Neiva se viu num dilema. A possibilidade de suicídio era muito grande. A realização ou o suicídio... Sexo ou morte!...
Desde esse dia, com grande habilidade e carinho, prometendo ajudá-la sempre e a recebendo a qualquer hora, do dia ou da noite, Neiva foi conduzindo pela mão aquela boa alma, sempre pedindo a Deus por ela. Às vezes, Neiva sentia-se tentada a desatar a rigidez daqueles laços morais. Afinal, amar não é pecado. Aliás, a palavra pecado não faz parte do dicionário espírita. O que existe é a responsabilidade do espírito pelos seus próprios atos.
Assim se passaram dois anos. Dia a dia, Neiva via aquele espírito perder as forças na luta. Para agravar a situação, o amado de Leonor fora convidado para ocupar um alto cargo em outro estado, e ela não pôde acompanhá-lo. Sua correspondência era apaixonada e eivada de desespero.
No dia de aniversário de Neiva – 30 de outubro –, Leonor lhe trouxe um presente: uma pequena rosa lavrada em prata e um vidro de fino perfume francês.
- Neiva, – disse ela – vou viajar, e antes que esses presentes se acabem, eu estarei longe deste mundo! Não quero que você me veja morta. Quero que se lembre de mim assim como sou agora...
Sentindo toda a tristeza do mundo, Neiva disse-lhe, apenas, poucas palavras, pois sabia que já era tarde e nada mais poderia fazer. Leonor partiu, e Neiva passou um dia terrível. Sem poder deixar de atender às múltiplas obrigações de aniversariante, nem conseguiu pensar direito no assunto. Sentiu-se fisicamente mal.
Quando conseguiu uma pequena folga, tomou a resolução de avisar à família de Leonor. Descobriu, então, que ninguém da família sabia de sua freqüência no Vale, a não ser um filho moço. Depois de longa espera, o rapaz veio procurar Neiva. Disse que ele era o único que sabia da assistência de Neiva à sua mãe, e estava muito agradecido por isso. Conhecia a desonestidade de seu pai, que sabia ter uma amante, e via o desespero que ele causava a sua mãe. Ele era a favor dela, mas ela estava muito frustrada, e a toda hora falava em se matar. Ele era estudante de Medicina, e nunca creditou que, realmente, sua mãe fosse se suicidar.
No dia 2 de novembro, o rapaz voltou a ver Neiva, para lhe dizer que a mãe tentara o suicídio e estava agonizante. No dia seguinte, voltou para comunicar que ela havia morrido.
Desde então o rapaz tornou-se amigo de Neiva, e a visitava constantemente.
Um ano depois, Neiva recebeu a notícia da morte do antigo nobre francês.
- É, Neiva, – disse eu – uma história quase banal de frustração, de desespero. Você acha que está certo?

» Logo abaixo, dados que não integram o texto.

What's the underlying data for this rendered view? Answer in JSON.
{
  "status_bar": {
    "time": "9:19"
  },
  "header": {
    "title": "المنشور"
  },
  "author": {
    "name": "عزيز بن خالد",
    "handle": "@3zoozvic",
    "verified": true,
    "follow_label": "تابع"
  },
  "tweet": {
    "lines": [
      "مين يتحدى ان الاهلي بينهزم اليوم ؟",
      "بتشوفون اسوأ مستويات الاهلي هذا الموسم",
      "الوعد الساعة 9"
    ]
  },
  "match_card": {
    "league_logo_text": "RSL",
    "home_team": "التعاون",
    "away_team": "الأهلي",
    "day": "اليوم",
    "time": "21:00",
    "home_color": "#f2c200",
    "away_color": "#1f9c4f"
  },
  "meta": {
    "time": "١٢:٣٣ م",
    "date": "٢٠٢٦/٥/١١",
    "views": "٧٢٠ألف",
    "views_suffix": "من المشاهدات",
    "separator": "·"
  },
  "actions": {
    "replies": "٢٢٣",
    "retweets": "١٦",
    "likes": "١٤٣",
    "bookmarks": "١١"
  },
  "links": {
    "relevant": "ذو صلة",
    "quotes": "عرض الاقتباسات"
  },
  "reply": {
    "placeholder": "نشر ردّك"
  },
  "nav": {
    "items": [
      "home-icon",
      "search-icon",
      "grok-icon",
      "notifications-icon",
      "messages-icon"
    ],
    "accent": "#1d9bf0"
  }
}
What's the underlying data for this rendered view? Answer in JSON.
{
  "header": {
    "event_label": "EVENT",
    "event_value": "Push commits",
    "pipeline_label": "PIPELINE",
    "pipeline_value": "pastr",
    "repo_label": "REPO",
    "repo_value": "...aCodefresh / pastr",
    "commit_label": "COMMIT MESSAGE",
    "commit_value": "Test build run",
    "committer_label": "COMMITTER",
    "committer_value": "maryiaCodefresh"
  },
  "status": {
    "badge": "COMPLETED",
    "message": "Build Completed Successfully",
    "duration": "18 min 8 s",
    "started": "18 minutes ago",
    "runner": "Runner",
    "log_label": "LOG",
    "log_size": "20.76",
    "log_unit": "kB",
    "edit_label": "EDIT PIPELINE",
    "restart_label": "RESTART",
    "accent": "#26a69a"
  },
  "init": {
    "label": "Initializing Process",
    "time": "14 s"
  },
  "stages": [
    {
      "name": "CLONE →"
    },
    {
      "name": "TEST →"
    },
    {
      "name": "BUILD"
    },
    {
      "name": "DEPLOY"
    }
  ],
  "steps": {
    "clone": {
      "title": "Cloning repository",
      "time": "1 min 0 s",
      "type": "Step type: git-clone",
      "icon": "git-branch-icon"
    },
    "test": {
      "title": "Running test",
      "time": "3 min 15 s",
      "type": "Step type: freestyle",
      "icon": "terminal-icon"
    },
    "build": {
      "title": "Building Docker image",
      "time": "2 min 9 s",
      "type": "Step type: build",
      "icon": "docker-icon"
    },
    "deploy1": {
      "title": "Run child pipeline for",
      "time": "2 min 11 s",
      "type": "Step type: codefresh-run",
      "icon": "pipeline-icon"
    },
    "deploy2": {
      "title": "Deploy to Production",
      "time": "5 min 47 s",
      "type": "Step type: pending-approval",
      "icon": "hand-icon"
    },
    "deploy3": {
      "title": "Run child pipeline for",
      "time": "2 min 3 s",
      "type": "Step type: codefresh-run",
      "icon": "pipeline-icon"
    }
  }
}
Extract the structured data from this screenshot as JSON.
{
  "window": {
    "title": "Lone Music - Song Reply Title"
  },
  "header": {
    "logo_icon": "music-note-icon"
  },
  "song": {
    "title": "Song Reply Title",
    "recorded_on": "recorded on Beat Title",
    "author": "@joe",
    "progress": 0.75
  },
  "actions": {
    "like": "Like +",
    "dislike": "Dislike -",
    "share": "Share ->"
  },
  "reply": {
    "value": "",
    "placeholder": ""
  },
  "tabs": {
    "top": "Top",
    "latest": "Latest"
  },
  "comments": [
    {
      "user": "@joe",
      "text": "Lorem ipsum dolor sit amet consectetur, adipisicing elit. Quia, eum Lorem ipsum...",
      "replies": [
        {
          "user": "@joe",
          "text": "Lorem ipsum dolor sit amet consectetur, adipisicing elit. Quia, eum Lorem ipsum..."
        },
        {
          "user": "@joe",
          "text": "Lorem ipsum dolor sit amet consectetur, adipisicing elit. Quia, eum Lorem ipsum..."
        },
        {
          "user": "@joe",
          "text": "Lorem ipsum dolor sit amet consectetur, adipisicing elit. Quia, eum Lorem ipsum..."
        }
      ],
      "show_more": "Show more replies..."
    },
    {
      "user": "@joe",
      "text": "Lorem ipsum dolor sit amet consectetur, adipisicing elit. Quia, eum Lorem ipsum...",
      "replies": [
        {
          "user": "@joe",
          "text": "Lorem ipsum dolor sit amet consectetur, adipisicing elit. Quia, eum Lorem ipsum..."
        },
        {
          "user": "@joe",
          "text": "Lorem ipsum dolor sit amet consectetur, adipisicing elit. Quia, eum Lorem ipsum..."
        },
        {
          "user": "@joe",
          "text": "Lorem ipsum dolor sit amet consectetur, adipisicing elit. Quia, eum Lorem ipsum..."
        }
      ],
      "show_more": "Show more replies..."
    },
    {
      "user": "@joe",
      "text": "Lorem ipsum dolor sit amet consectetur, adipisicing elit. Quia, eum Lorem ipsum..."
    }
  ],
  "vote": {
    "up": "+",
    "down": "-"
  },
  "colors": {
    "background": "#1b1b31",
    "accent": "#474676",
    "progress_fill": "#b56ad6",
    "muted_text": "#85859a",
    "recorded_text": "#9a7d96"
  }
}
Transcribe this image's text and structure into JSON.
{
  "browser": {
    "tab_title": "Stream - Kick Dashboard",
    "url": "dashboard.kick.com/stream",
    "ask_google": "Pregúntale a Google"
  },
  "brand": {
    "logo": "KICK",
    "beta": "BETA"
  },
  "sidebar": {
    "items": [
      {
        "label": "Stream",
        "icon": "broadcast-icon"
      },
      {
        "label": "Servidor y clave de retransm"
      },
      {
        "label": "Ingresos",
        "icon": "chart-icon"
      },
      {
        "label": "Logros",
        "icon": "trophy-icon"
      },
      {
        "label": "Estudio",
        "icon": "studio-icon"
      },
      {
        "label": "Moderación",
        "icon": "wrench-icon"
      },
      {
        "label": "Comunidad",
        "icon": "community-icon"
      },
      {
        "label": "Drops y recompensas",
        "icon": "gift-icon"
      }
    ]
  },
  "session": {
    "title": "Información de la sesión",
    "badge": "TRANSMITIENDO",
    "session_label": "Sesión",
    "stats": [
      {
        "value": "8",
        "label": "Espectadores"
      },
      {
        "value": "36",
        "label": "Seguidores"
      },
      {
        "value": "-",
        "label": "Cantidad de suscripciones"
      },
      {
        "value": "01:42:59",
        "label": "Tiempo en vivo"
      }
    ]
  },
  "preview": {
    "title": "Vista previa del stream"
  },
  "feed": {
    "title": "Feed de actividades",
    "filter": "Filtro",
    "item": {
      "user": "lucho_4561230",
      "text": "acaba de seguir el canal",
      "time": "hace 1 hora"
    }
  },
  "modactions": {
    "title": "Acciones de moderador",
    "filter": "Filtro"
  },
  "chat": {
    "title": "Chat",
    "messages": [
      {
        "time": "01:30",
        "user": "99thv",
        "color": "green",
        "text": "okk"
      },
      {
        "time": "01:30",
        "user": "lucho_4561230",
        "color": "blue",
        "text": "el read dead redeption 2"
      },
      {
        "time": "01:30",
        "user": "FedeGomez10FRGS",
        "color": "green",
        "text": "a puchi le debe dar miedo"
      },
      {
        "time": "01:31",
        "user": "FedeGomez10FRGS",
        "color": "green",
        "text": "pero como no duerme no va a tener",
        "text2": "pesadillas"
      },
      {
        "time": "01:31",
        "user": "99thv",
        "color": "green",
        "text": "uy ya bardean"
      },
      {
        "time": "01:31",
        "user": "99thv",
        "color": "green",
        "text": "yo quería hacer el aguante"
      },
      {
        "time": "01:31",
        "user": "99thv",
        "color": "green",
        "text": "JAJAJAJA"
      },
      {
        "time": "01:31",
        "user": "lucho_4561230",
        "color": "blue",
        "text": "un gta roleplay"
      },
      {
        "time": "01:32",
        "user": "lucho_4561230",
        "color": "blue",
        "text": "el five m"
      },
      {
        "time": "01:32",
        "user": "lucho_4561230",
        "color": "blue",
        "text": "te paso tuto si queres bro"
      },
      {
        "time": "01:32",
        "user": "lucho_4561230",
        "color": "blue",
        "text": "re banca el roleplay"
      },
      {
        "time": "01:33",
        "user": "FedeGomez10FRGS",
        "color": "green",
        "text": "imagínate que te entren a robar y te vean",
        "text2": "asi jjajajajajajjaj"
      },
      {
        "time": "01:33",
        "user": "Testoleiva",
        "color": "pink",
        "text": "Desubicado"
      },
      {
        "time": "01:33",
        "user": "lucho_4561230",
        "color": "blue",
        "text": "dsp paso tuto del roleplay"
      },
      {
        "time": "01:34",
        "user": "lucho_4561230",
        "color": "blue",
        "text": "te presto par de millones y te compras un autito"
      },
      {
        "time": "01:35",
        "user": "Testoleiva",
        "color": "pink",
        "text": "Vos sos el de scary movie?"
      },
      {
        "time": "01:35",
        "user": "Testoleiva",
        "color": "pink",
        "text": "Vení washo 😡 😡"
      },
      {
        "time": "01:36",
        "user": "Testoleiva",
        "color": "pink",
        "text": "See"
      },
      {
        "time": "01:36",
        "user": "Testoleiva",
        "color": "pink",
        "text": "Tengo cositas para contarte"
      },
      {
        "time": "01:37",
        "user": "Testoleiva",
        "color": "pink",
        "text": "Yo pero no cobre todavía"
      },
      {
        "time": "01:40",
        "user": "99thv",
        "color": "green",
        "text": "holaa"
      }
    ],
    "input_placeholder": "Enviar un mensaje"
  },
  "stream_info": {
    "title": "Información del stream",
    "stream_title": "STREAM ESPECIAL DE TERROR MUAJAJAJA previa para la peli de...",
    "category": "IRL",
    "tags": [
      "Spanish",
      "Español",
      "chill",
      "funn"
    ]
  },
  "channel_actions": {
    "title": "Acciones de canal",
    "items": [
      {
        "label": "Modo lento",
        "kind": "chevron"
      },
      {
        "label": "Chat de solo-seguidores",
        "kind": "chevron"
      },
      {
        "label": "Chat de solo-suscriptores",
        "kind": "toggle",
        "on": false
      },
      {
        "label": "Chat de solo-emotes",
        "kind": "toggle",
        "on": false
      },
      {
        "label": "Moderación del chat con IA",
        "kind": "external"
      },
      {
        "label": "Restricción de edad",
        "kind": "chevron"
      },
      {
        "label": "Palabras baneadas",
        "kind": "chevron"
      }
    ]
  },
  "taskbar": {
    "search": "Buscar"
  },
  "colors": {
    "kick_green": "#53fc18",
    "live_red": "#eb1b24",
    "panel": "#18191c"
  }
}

Afinal de contas, um suicídio é um atentado a Deus, é contra a Natureza, contra o instinto de conservação!
- Concordo com você, Mário, mas apenas em parte. Devemos ser cuidadosos em nosso julgamento. A maioria dos suicídios se deve a fatos de frustrações de personalidade, do ser transitório, da incapacidade para resistir às provas da vida. Mas, veja que nós, habitualmente, consideramos suicídio apenas quando a pessoa se mata violentamente. Mas não esqueça que o mesmo problema existe nos outros que, por frustração, não se matam fisicamente, mas se destroem moralmente e socialmente. E deve se considerar, ainda, aqueles que não se matam visivelmente, mas se matam aos poucos, como os alcoólatras, os toxicômanos, etc.
- Dessa maneira, Neiva, praticamente metade da humanidade é suicida?
- É, não é? Lembra-se da parábola dos talentos? Uma pessoa que enterra seus talentos não mata a sua oportunidade como ser encarnado? E aqueles que se deixam dominar pela preguiça, pela indolência, pelas idéias negativas? Esses não atentam contra Deus? Quero lembrar a você, Mário, da relatividade das coisas. É lógico que a autodestruição não pode ser boa. Mas a verdade é que ela é conceituada, na humanidade, em apenas um de seus aspectos. A humanidade é excessivamente complacente com os desmandos sexuais. Saiba você que, nos planos espirituais, é muito mais penosa a situação de um espírito que se atolou no sexo, que a de um suicida relativamente justificado. Você fala em natureza e instinto de conservação. Na realidade, temos um conceito do que chamamos natureza. Na verdade, a natureza estabelece formas de vivência e sobrevivência segundo um equilíbrio geral. Mas, pergunto eu, o que é natureza no Homem civilizado, moderno, habitante das grandes cidades? E o que é instinto de conservação nesse mesmo Homem? Repare que as idéias mudam muito quando as olhamos sob esse prisma. Há toda uma gama de valores novos, criados pelo progresso humano, que diferem muito do Homem in natura. E, se o espírito já conseguiu uma certa evolução, ele obtém um senso de responsabilidade que lhe permite saber se pode ou não viver de uma certa maneira.
- Mas, Neiva, – disse eu – afinal, o que é considerado suicídio nos planos espirituais? Está certo que devemos ser cuidadosos no julgar. Também está certo que consideremos suicidas todos que destroem suas possibilidades de vida, seja de uma forma ou de outra. Mas, diga-me, então: existem ou não existem suicidas?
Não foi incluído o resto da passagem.